It's so common nowadays for us to get caught up in the swing of life. So caught up that we eventually start losing ourselves in the flow. This slow muting of our own selves causes a very inharmonious struggle between who we truly are and who we've become when we're caught up in this day to day grind. This separation of self in our busy lives can cause stress, unease, and a feeling of general discontent.
Falling away from ourselves can start in a lot of ways. It can be because of an event or situation, past or present, that we don't want to face. It can be from a decision we regret and don't want to come to terms with ourselves, or it can come from such a busy schedule that we forget to visit ourselves entirely.
For most of us, it eventually comes from something we're running from. So many of us seem to lack a healthy system of dealing with regret or fear, and instead, we turn to running from it or ignoring it until it goes away. It isn't because we can't handle it, but because there's eventually something that happens in our lives that fills us with such an anger, a sadness, or dread that we are unable to look past it or to comprehend a way of working through it or letting it go. Working those steps might be impossible in the middle of the event at all, and in events such as loss or a bad upbringing, it's something that never really leaves us. These issues are hard to get around and grip us with such a tenacity that it never occurs to us that we can let them go.
Our escapes can come in many forms. Some of them seem healthy, such as school, sports, music, and some of them aren't so healthy, such as drugs, binge-watching shows or pouring ourselves into our phones or the internet. We find happy distractions in our lives, things we can go to bring us this momentary high to get away from ourselves.
Most everyone has a good idea of who they were before these troubling events happened. At one point we were virtually untarnished. When we were younger we didn't have the internet in the palm of our hands, we ran outside and we talked to our friends about the stars and our dreams. Most everyone has that unbridled person inside of them that simply is who they are at the core of it all; unafraid to dream and explore and knew what they wanted from life.
Over the last several years I lost that person.
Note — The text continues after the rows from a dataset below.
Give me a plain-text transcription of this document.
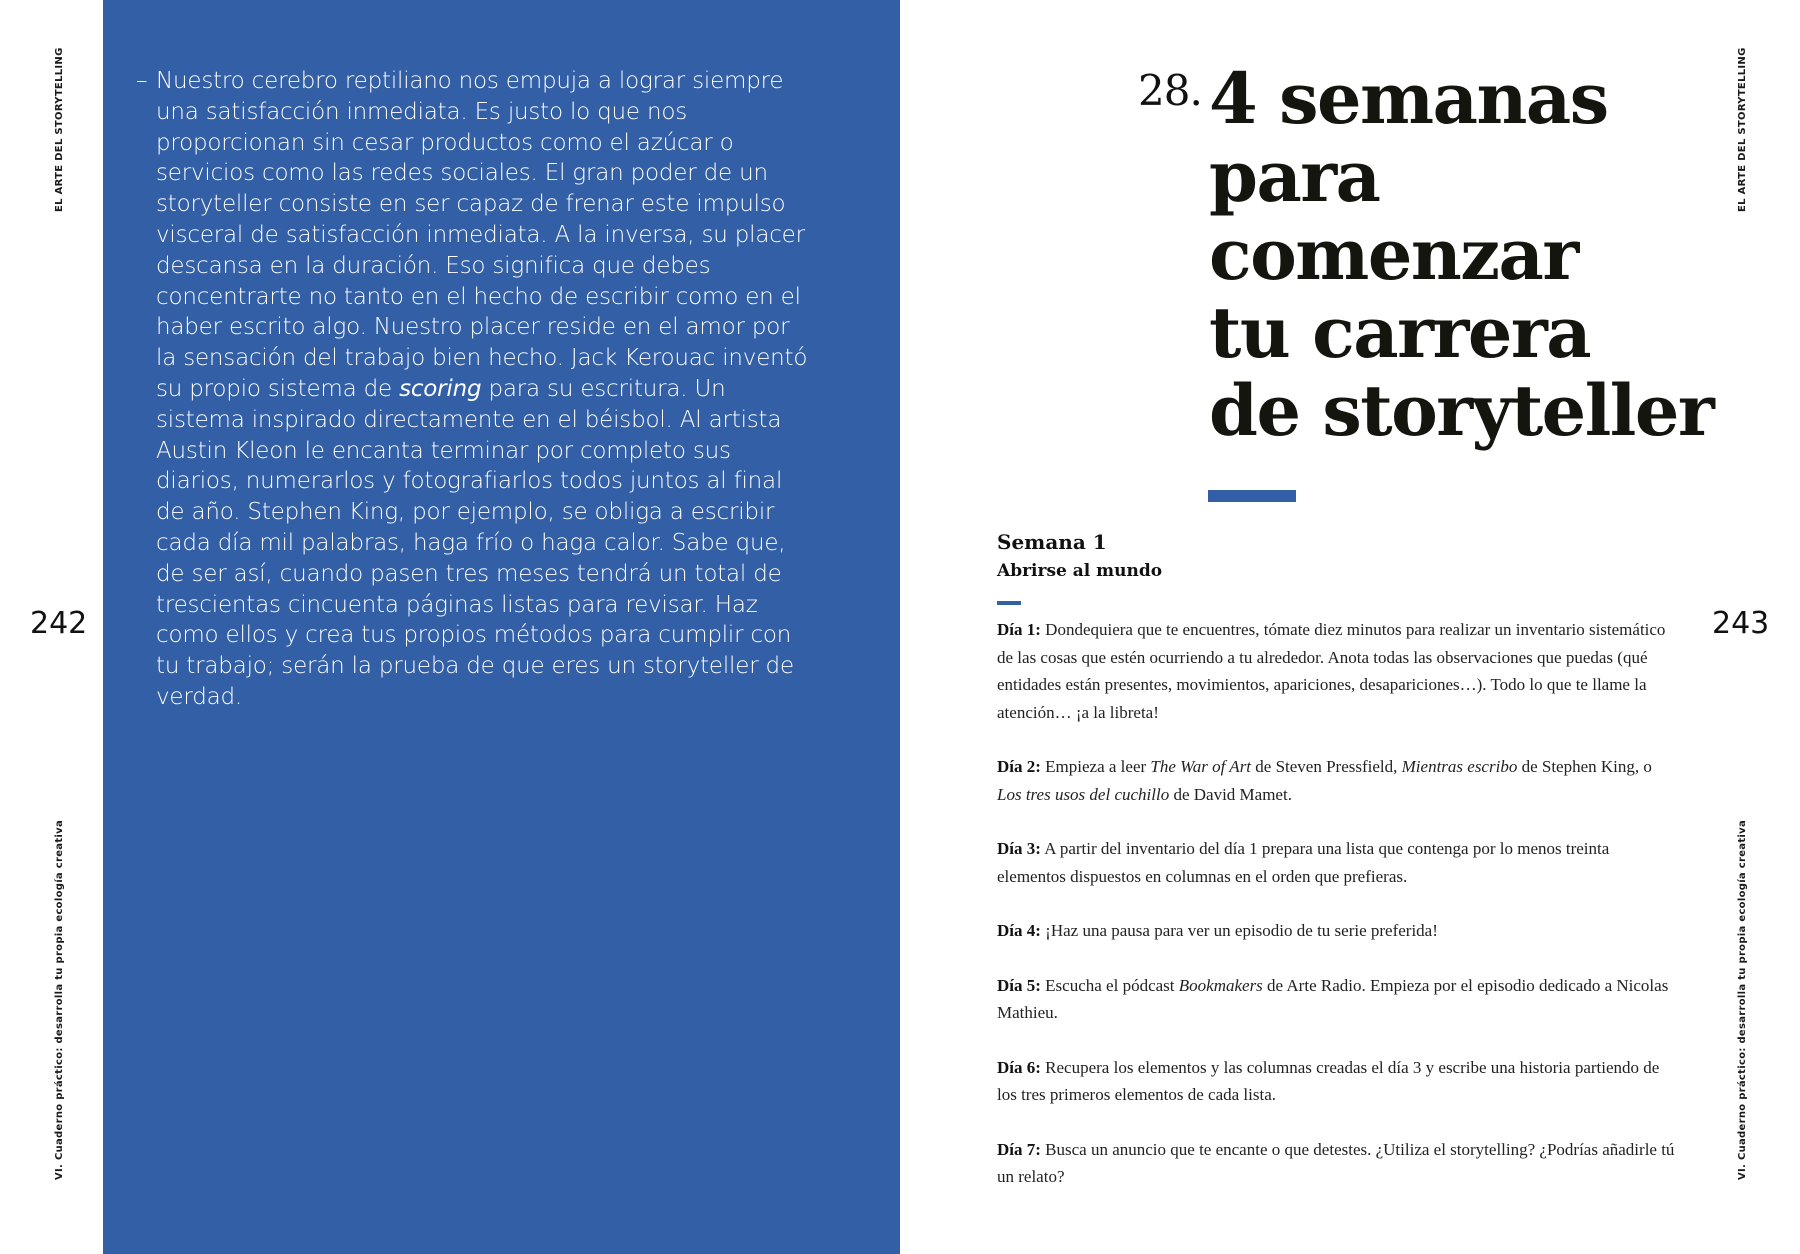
EL ARTE DEL STORYTELLING
242
VI. Cuaderno práctico: desarrolla tu propia ecología creativa
– Nuestro cerebro reptiliano nos empuja a lograr siempre una satisfacción inmediata. Es justo lo que nos proporcionan sin cesar productos como el azúcar o servicios como las redes sociales. El gran poder de un storyteller consiste en ser capaz de frenar este impulso visceral de satisfacción inmediata. A la inversa, su placer descansa en la duración. Eso significa que debes concentrarte no tanto en el hecho de escribir como en el haber escrito algo. Nuestro placer reside en el amor por la sensación del trabajo bien hecho. Jack Kerouac inventó su propio sistema de scoring para su escritura. Un sistema inspirado directamente en el béisbol. Al artista Austin Kleon le encanta terminar por completo sus diarios, numerarlos y fotografiarlos todos juntos al final de año. Stephen King, por ejemplo, se obliga a escribir cada día mil palabras, haga frío o haga calor. Sabe que, de ser así, cuando pasen tres meses tendrá un total de trescientas cincuenta páginas listas para revisar. Haz como ellos y crea tus propios métodos para cumplir con tu trabajo; serán la prueba de que eres un storyteller de verdad.
EL ARTE DEL STORYTELLING
243
VI. Cuaderno práctico: desarrolla tu propia ecología creativa
28. 4 semanas
para
comenzar
tu carrera
de storyteller
Semana 1
Abrirse al mundo

Día 1: Dondequiera que te encuentres, tómate diez minutos para realizar un inventario sistemático de las cosas que estén ocurriendo a tu alrededor. Anota todas las observaciones que puedas (qué entidades están presentes, movimientos, apariciones, desapariciones…). Todo lo que te llame la atención… ¡a la libreta!

Día 2: Empieza a leer The War of Art de Steven Pressfield, Mientras escribo de Stephen King, o Los tres usos del cuchillo de David Mamet.

Día 3: A partir del inventario del día 1 prepara una lista que contenga por lo menos treinta elementos dispuestos en columnas en el orden que prefieras.

Día 4: ¡Haz una pausa para ver un episodio de tu serie preferida!

Día 5: Escucha el pódcast Bookmakers de Arte Radio. Empieza por el episodio dedicado a Nicolas Mathieu.

Día 6: Recupera los elementos y las columnas creadas el día 3 y escribe una historia partiendo de los tres primeros elementos de cada lista.

Día 7: Busca un anuncio que te encante o que detestes. ¿Utiliza el storytelling? ¿Podrías añadirle tú un relato?
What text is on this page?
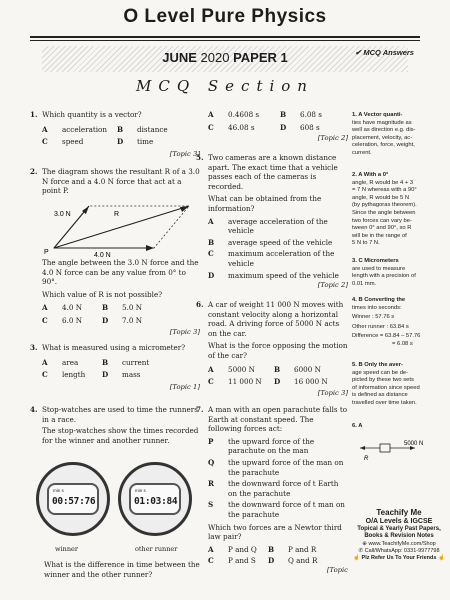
O Level Pure Physics
JUNE 2020 PAPER 1	✔ MCQ Answers
MCQ Section
1. Which quantity is a vector?
A acceleration B distance
C speed	D time
[Topic 3]
2. The diagram shows the resultant R of a 3.0 N force and a 4.0 N force that act at a point P.
3.0 N	R
P	4.0 N
The angle between the 3.0 N force and the 4.0 N force can be any value from 0° to 90°.
Which value of R is not possible?
A 4.0 N	B 5.0 N
C 6.0 N	D 7.0 N
[Topic 3]
3. What is measured using a micrometer?
A area	B current
C length D mass
[Topic 1]
4. Stop-watches are used to time the runners in a race.
The stop-watches show the times recorded for the winner and another runner.
min s
00:57:76
min s
01:03:84
winner	other runner
What is the difference in time between the winner and the other runner?
A 0.4608 s	B 6.08 s
C 46.08 s	D 608 s
[Topic 2]
5. Two cameras are a known distance apart. The exact time that a vehicle passes each of the cameras is recorded.
What can be obtained from the information?
A	average acceleration of the vehicle
B	average speed of the vehicle
C	maximum acceleration of the vehicle
D	maximum speed of the vehicle
[Topic 2]
6. A car of weight 11 000 N moves with constant velocity along a horizontal road. A driving force of 5000 N acts on the car.
What is the force opposing the motion of the car?
A 5000 N	B 6000 N
C 11 000 N D 16 000 N
[Topic 3]
7. A man with an open parachute falls to Earth at constant speed. The following forces act:
P	the upward force of the parachute on the man
Q	the upward force of the man on the parachute
R	the downward force of t Earth on the parachute
S	the downward force of t man on the parachute
Which two forces are a Newtor third law pair?
A P and Q B P and R
C P and S D Q and R
[Topic
1. A Vector quanti-
ties have magnitude as
well as direction e.g. dis-
placement, velocity, ac-
celeration, force, weight,
current.
2. A With a 0°
angle, R would be 4 + 3
= 7 N whereas with a 90°
angle, R would be 5 N
(by pythagoras theorem).
Since the angle between
two forces can vary be-
tween 0° and 90°, so R
will be in the range of
5 N to 7 N.
3. C Micrometers
are used to measure
length with a precision of
0.01 mm.
4. B Converting the
times into seconds:
Winner : 57.76 s
Other runner : 63.84 s
Difference = 63.84 – 57.76
= 6.08 s
5. B Only the aver-
age speed can be de-
picted by these two sets
of information since speed
is defined as distance
travelled over time taken.
6. A
R
5000 N
Teachify Me
O/A Levels & IGCSE
Topical & Yearly Past Papers,
Books & Revision Notes
⊕ www.TeachifyMe.com/Shop
✆ Call/WhatsApp: 0331-9977798
☝ Plz Refer Us To Your Friends ☝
I didn't even realize that it had happened. It seemed to come on so suddenly but honestly it was just because I was so caught up in everyone else's expectations of me that I began to forget who I was and focus on who I was supposed to be. So here I am years later trying to find my own happiness, but I couldn't identify what that happiness was until I identified myself first.
Our true selves change. I'm not the same person I was years ago, but I'm similar. I still have most of the same ambitions and dreams, maybe a couple more. My idea of happiness has changed since then. I didn't graduate college on schedule, and instead of that being a hugely detrimental issue, it allowed me to set my own rules. I had not met the rules and regulations set upon me, and now it was my turn to set my own pace and my own expectations, without being so hard on myself. It gave the person that was stuck in this constant ebb and flow a place to stand and center. I started moving towards things I used to do. I started moving towards finding what made me happy, but I still had those pent up issues and hang up's in the way. I have my own events and decisions I needed to get past, but I had no idea how to get past them or how to face them.
It started with spending a few minutes alone in the quiet. I started it in the shower, so I could still keep my mind busy doing my daily rituals, but I turned the music off. I thought about my day, about what I wanted to eat, simple things. I tried hard not to think about what I was really trying to do in that silence. I did this for a few days and started moving further. I began to sit and read more and give myself the end of the chapter to sit in silence and contemplate what I had read, to think about what the characters meant to me, how the writing affected me. I had a conversation with myself on how the book affected me. I started to bring that approach to other things. I realized I spent a lot of time on my phone as a distraction, that I would immediately jump on Netflix when I got home from work when the world was asleep because I was uncomfortable in the silence.
Eventually, I got to a point that I came home, sat my phone down, and laid on the couch. I stared at the ceiling for a few minutes and listened to the quiet. I used to this a lot when I was younger, just sit in silence and think, or listen to the same album over and over again while I sat in my head for hours. It was something I enjoyed. I used to enjoy my own company and sitting on that couch for minutes was close to torture. At first. I got up to move around the room: make tea, play some piano music, something to ride over the silence but still assure me it was there. I closed my eyes and let myself relax. I allowed my thoughts to move as freely as I could let them, like a movie playing on the back of my eyelids. I let myself detach from them, I let myself simply relax into the physical state I was in and to become unburdened by anything in my past and to accept my present situation. I was laying on my couch. My cat was sleeping by my feet, my tea was getting cold. On a larger scale, I had a good job, I was going to finish my degree on my own time, and I could pay all of my bills. I didn't have to be burdened by my past, that was a decision I had made upon myself in one way or another, and I could let those go if I wanted, even if it was only for a little while. If I could be with myself and be content with that for an hour, I was okay with that.
I wish I could say that my problems are gone, that I'm completely free of regret and pain from my past, but the truth is that we don't get away from the world unscathed. Eventually I will find the strength to meet these issues head on, but for now, I am happy to find my true self and to have those moments of reprieve.